2)  It follows, then, that we are humbled before the majestic and simple God.  We might be like God in every possible way for a creature to be like God, but God is not like us.  And this is good news.  God is not merely a bigger, better being among many beings.  God is completely distinct and set apart from all created things.  God asks this rhetorical question to the people of Israel: “To whom will you liken me and make me equal, and compare me, that we may be alike?” (Isaiah 46:5).  Indeed, “Who is like the Lord our God, who is seated on high, who looks far down on the heavens and the earth?” (Psalm 113:5-6).  

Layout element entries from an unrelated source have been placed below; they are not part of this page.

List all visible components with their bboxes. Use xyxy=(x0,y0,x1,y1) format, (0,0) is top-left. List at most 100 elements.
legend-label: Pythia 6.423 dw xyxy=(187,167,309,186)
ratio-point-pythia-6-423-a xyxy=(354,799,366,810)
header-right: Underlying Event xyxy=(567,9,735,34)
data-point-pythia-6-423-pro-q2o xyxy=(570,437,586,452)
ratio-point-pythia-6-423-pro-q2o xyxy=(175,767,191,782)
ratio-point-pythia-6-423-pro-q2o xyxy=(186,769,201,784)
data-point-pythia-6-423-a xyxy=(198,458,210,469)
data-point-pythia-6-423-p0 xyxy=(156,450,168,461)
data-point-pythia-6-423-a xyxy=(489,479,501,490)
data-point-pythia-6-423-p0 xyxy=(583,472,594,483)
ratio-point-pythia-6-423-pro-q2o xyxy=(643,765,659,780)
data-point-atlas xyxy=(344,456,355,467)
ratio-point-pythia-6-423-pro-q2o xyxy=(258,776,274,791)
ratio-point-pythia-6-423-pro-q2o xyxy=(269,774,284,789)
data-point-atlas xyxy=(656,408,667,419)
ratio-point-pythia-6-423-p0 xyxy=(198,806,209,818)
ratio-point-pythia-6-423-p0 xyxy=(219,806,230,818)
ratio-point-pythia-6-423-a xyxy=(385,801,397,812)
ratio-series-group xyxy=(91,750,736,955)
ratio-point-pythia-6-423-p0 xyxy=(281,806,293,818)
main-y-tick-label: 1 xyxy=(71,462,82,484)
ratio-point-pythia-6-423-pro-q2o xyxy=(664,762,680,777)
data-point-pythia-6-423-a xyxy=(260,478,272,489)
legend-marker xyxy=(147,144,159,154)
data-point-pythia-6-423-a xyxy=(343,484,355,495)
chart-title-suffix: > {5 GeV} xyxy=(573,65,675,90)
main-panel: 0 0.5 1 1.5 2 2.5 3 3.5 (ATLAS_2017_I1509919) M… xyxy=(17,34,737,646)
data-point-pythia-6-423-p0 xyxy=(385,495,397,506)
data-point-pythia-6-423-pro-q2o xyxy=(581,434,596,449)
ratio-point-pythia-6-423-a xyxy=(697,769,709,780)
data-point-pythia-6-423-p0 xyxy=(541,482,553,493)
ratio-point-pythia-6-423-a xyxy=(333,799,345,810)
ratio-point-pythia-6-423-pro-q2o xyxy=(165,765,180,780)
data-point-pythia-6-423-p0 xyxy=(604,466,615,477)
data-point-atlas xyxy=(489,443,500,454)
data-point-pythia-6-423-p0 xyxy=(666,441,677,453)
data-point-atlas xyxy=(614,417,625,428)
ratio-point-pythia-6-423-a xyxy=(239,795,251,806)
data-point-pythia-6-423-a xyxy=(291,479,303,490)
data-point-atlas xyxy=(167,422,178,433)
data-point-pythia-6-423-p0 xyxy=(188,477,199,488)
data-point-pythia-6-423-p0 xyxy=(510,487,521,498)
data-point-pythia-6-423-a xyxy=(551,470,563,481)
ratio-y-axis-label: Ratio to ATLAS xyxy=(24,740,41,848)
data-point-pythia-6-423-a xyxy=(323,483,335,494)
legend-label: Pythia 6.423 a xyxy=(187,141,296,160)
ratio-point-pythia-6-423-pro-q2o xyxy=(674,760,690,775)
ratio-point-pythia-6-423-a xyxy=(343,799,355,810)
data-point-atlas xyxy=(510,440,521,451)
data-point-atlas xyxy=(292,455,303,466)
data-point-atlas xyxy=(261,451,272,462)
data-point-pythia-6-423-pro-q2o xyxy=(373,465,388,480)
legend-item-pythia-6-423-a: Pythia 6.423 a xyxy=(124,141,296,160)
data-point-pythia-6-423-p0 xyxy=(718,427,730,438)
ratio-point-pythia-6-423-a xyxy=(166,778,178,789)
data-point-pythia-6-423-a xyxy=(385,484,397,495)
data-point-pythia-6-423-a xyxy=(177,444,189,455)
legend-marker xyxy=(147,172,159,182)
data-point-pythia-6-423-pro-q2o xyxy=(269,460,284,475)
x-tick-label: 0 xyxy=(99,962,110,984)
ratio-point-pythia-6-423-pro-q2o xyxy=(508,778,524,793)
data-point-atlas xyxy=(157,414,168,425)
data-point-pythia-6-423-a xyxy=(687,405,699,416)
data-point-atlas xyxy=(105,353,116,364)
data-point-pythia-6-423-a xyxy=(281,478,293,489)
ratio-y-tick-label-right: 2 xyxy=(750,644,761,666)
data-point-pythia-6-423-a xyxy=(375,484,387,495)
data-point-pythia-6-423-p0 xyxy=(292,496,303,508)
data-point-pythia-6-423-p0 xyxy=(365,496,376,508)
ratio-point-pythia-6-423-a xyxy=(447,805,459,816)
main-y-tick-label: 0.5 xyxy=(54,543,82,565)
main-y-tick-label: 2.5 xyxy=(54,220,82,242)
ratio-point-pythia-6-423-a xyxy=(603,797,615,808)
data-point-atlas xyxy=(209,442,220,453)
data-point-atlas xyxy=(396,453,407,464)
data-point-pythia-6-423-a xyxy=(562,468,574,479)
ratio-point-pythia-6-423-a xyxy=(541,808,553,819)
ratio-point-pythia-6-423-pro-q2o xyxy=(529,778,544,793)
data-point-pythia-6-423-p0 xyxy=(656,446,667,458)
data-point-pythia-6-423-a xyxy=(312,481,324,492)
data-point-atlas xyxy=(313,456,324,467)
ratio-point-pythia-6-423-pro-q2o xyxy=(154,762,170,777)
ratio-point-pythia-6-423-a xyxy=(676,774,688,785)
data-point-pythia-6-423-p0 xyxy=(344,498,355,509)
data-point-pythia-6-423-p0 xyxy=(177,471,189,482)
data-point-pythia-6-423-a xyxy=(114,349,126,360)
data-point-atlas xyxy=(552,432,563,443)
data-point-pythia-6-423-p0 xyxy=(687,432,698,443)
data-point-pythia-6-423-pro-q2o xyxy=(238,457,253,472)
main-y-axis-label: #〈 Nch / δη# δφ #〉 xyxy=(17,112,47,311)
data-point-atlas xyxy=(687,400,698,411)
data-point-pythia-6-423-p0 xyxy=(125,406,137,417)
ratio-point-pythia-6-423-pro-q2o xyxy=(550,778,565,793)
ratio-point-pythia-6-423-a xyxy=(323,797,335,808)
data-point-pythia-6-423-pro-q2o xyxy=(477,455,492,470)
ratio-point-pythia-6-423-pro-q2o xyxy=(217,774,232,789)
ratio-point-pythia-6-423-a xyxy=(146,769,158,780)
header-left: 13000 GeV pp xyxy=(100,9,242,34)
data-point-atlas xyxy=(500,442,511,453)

3)  Since God is simple, we are compelled to worship Him.  In fact, Psalm 113 starts this way: “Praise the LordPraise, O servants of the Lord, praise the name of the LordBlessed be the name of the Lord from this time forth and forevermore!” (vv. 1-2).  We are to praise God for who He is, namely, the simple God who is not composed of parts.  When Moses encountered the simple God, he “hid his face, for he was afraid to look at God” (Exodus 3:6).  The pure, sheer simplicity of God stuns the human mind.  We cannot comprehend Him as He is.  In awe of God’s supreme simplicity, we worship.  

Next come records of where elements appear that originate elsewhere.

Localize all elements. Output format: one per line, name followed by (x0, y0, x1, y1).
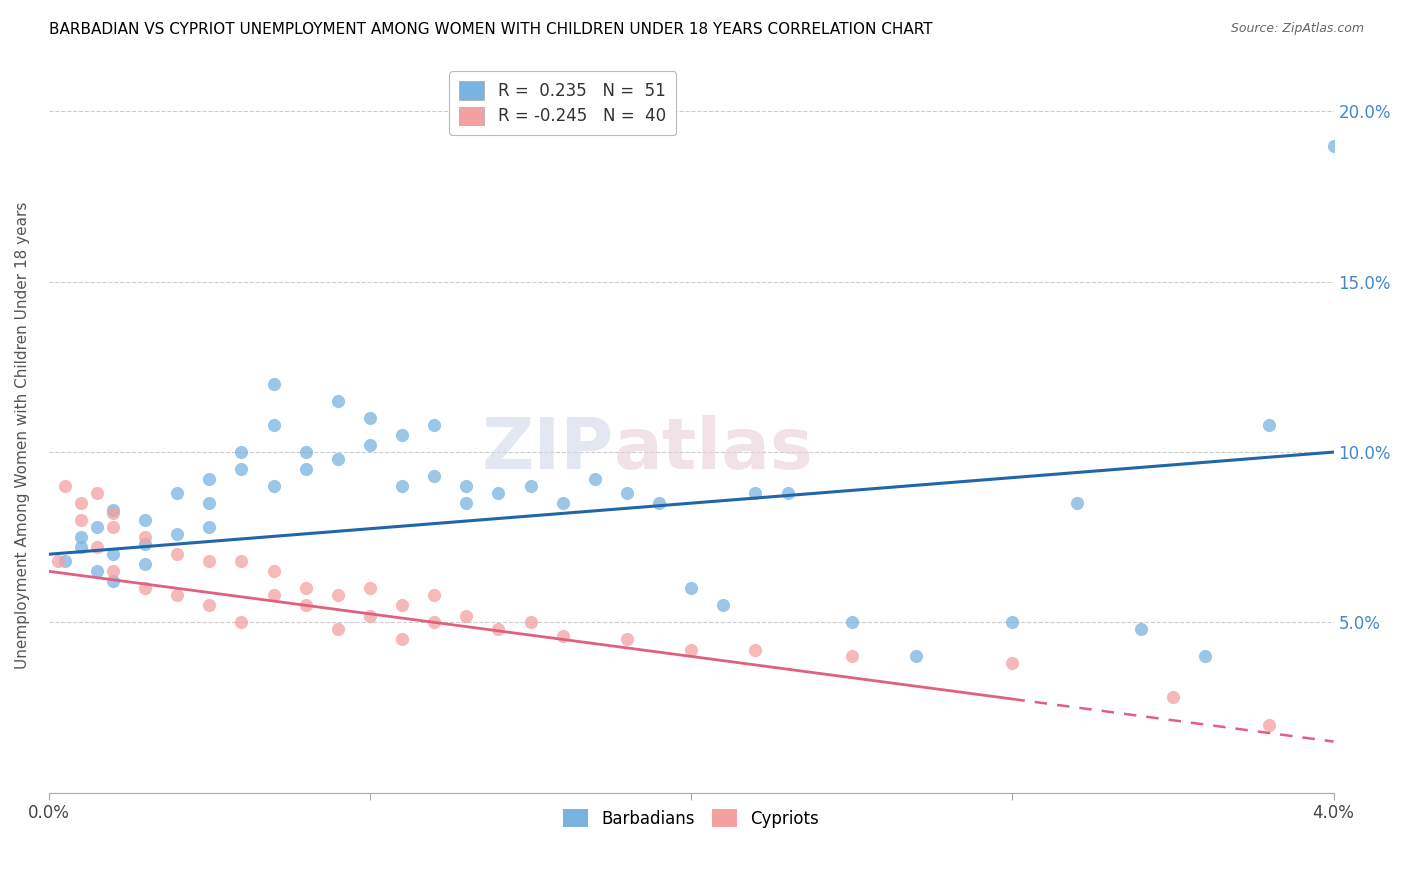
Point (359, 582, 381, 596)
Point (231, 462, 253, 476)
Point (776, 486, 799, 500)
Point (359, 438, 381, 452)
Point (1258, 417, 1281, 432)
Point (841, 649, 863, 664)
Point (86, 520, 108, 534)
Point (294, 599, 316, 613)
Point (841, 615, 863, 630)
Point (134, 537, 156, 551)
Point (101, 503, 124, 517)
Point (101, 520, 124, 534)
Point (326, 622, 349, 636)
Point (744, 486, 766, 500)
Point (326, 451, 349, 466)
Point (134, 558, 156, 572)
Point (231, 615, 253, 630)
Text: BARBADIAN VS CYPRIOT UNEMPLOYMENT AMONG WOMEN WITH CHILDREN UNDER 18 YEARS CORRE: BARBADIAN VS CYPRIOT UNEMPLOYMENT AMONG … (49, 22, 932, 37)
Point (711, 599, 734, 613)
Point (456, 496, 478, 510)
Point (86, 486, 108, 500)
Point (423, 417, 446, 432)
Point (744, 642, 766, 657)
Point (198, 472, 221, 486)
Point (1001, 657, 1024, 671)
Point (263, 417, 285, 432)
Point (294, 445, 316, 459)
Point (359, 411, 381, 425)
Point (359, 608, 381, 623)
Text: Source: ZipAtlas.com: Source: ZipAtlas.com (1230, 22, 1364, 36)
Point (101, 547, 124, 561)
Point (648, 496, 671, 510)
Point (551, 496, 574, 510)
Point (263, 479, 285, 493)
Point (198, 554, 221, 568)
Point (53, 479, 76, 493)
Point (263, 588, 285, 602)
Point (48, 554, 70, 568)
Point (583, 472, 606, 486)
Point (70, 541, 93, 555)
Point (134, 513, 156, 527)
Point (905, 649, 928, 664)
Point (423, 615, 446, 630)
Point (616, 486, 638, 500)
Point (101, 564, 124, 578)
Point (166, 588, 188, 602)
Point (86, 564, 108, 578)
Point (198, 599, 221, 613)
Text: ZIP: ZIP (482, 415, 614, 483)
Point (166, 526, 188, 541)
Point (86, 541, 108, 555)
Point (681, 582, 703, 596)
Point (488, 486, 510, 500)
Point (70, 513, 93, 527)
Point (326, 394, 349, 409)
Point (101, 574, 124, 589)
Point (488, 622, 510, 636)
Point (681, 642, 703, 657)
Point (263, 564, 285, 578)
Point (391, 632, 413, 647)
Point (551, 629, 574, 643)
Point (231, 445, 253, 459)
Point (53, 554, 76, 568)
Point (134, 530, 156, 544)
Point (263, 376, 285, 391)
Point (456, 479, 478, 493)
Legend: Barbadians, Cypriots: Barbadians, Cypriots (557, 803, 825, 834)
Text: atlas: atlas (614, 415, 814, 483)
Point (198, 496, 221, 510)
Point (1066, 496, 1088, 510)
Point (70, 496, 93, 510)
Point (294, 462, 316, 476)
Point (101, 507, 124, 521)
Point (198, 520, 221, 534)
Point (391, 428, 413, 442)
Point (70, 530, 93, 544)
Point (391, 479, 413, 493)
Point (166, 486, 188, 500)
Point (1194, 649, 1216, 664)
Point (294, 582, 316, 596)
Point (166, 547, 188, 561)
Point (1161, 690, 1184, 705)
Point (326, 588, 349, 602)
Point (1323, 138, 1346, 153)
Point (231, 554, 253, 568)
Point (423, 588, 446, 602)
Point (423, 469, 446, 483)
Point (134, 582, 156, 596)
Point (456, 608, 478, 623)
Point (391, 599, 413, 613)
Y-axis label: Unemployment Among Women with Children Under 18 years: Unemployment Among Women with Children U… (15, 202, 30, 669)
Point (616, 632, 638, 647)
Point (1129, 622, 1152, 636)
Point (1258, 717, 1281, 731)
Point (519, 479, 541, 493)
Point (519, 615, 541, 630)
Point (1001, 615, 1024, 630)
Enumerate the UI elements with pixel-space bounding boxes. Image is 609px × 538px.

4)  Finally, and perhaps my favorite implication of divine simplicity, Christians can be totally assured of our salvation in Christ because God is simple.  As James Dolezal puts it, “the simplicity of God is a practical doctrine.  It means that God cannot go to pieces on you.”  Since God does not depend upon anything that is not God in order to be God, we can be perfectly assured that all of God’s promises for us will indeed come to pass.  God does not rely on anything in order to be God.  There is nothing back of God which makes Him to be God.  God’s covenant love for His people cannot be thwarted.  Listen to Hebrews 6:17-20:

“So when God desired to show more convincingly to the heirs of the promise the unchangeable character of His purpose, He guaranteed it with an oath, so that by two unchangeable things (namely, God’s simple nature and God’s unchangeable purpose) in which it is impossible for God to lie, we who have fled for refuge might have strong encouragement to hold fast to the hope set before us.  We have this as a sure and steadfast anchor of the soul, a hope that enters into the inner place behind the curtain, where Jesus has gone as a forerunner on our behalf.”

Words inevitably fail.  But the purely simple God never fails.  Let us praise Him forever and ever.